Seneca came home late one night, tired from an uncomfortable journey, to find nothing ready to eat. The only bread to be had was bad. Most of us know the small, sour version of that feeling: the coffee jar empty, the shop shut, the plan that falls through at the last minute.
What he did with the annoyance is the part worth borrowing.
The scene opens his 123rd letter to Lucilius. Seneca begins with the household complaint itself: “I have reached my Alban villa late at night, and I find nothing in readiness except myself.” Rather than stew, he talks himself round. The bread, he decides, will do: “‘Bad bread!’ you say. But just wait for it; it will become good. Hunger will make even such bread delicate and of the finest flavour.” Then comes the line the letter is built around: “To have whatsoever he wishes is in no man’s power; it is in his power not to wish for what he has not, but cheerfully to employ what comes to him.”
The claim is modest, which is what makes it useful. Seneca is not promising that wanting less will make anyone happy; his point is narrower, that reaching for what is absent while refusing to use what is present is a reliable way to spoil an ordinary evening. Two thousand years on, a fair amount of psychological and economic research has circled back to something close to the same idea.
What follows is a look at what that research suggests, not medical or psychological advice. The findings describe tendencies across groups of people, and none of them settles how any one person should live.
Wanting what other people have
Seneca also noticed, in the same letter, how much of our wanting is borrowed. We acquire things, he wrote, largely because other people have acquired them; we live by example rather than by reason, and once enough people own a thing, not owning it starts to feel like a lack.
The modern form of this is a scroll through other people’s kitchens, holidays, and salaries. Here the research is uncomfortable. In a large study of American households, the economist Erzo Luttmer found that, once you account for a person’s own income, having higher-earning neighbours was associated with lower reported happiness. Earning more seemed to matter less than earning more than the people nearby. Much of the wanting, then, is set by the crowd around us rather than by anything we actually need.
Using the bread
This brings us back to Seneca’s own advice, the part that is easy to skate over: cheerfully employ what comes to him. The move is to turn attention onto what is already in front of you and make use of it, rather than to want the absent things more calmly.

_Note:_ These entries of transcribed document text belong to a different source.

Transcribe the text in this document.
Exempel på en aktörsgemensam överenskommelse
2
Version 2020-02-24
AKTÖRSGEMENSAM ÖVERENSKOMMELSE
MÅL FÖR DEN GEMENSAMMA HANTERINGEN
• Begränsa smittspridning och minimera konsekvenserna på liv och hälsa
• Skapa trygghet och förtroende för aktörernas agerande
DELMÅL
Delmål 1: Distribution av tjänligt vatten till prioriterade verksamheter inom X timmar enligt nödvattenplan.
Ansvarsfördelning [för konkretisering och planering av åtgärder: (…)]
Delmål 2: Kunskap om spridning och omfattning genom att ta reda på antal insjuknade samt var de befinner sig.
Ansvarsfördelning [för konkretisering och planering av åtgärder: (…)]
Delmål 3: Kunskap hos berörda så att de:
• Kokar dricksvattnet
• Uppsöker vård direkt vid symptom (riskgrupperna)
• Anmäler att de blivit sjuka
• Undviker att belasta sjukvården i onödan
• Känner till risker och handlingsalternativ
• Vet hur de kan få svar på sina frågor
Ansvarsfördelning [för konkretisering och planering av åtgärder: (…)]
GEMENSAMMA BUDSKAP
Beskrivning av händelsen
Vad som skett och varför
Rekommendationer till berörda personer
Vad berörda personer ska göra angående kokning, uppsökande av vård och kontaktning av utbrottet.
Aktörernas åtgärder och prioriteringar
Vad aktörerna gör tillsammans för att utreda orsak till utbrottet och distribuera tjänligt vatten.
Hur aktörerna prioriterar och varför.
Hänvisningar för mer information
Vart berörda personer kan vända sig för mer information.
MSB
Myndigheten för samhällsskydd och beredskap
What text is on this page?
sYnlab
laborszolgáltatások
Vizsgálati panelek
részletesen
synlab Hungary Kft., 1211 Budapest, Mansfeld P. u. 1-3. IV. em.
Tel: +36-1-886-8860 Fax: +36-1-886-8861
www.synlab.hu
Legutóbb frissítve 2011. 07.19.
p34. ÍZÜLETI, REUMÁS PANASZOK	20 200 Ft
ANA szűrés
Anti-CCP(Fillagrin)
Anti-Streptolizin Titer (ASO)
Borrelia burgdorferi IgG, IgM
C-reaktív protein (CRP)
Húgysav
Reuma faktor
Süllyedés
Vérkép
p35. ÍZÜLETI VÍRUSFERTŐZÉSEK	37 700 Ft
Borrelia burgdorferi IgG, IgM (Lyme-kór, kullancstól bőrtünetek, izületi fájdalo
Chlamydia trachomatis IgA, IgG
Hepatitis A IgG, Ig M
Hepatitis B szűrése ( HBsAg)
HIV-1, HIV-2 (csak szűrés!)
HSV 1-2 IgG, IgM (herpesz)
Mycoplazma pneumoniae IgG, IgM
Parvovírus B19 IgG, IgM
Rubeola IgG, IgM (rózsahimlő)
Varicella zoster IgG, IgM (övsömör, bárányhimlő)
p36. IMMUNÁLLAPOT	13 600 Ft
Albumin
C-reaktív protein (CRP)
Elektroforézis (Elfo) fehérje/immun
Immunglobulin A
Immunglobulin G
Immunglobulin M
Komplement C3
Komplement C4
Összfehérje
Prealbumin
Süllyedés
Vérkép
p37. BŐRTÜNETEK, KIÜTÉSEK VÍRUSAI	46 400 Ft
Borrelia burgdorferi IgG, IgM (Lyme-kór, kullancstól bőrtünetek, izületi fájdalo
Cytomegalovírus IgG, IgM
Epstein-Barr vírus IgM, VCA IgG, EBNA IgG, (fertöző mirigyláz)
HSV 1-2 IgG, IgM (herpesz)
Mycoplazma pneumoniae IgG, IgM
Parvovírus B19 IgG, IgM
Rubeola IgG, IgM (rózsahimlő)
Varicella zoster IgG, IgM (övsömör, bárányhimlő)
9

This is the one place the research offers something to do rather than just a caution. In a set of experiments published in 2003, Robert Emmons and Michael McCullough had people note down what they were grateful for and compared them with others who instead recorded hassles or ordinary events; across the studies the grateful groups reported better wellbeing on several measures, with a lift in positive mood the steadiest result. The same paper is careful about the size of it, noting that the gains showed up on several of the measures rather than all of them, and framing the benefit as something that may follow rather than a guarantee.
It is not a cure, and it does not work for everyone. But it points where Seneca did: the bread on the table repays attention better than the dinner that never came.
If the reaching starts to feel heavier than an empty coffee jar, and wanting tips into something closer to constant dissatisfaction or low mood, a counsellor or therapist is a better guide than any old letter or blog post.
Over to you
None of this asks for a monk’s life. Seneca’s bread was less a grand philosophy than a small, repeatable decision to use what was actually there. Some evenings, that turns out to be most of what contentment is.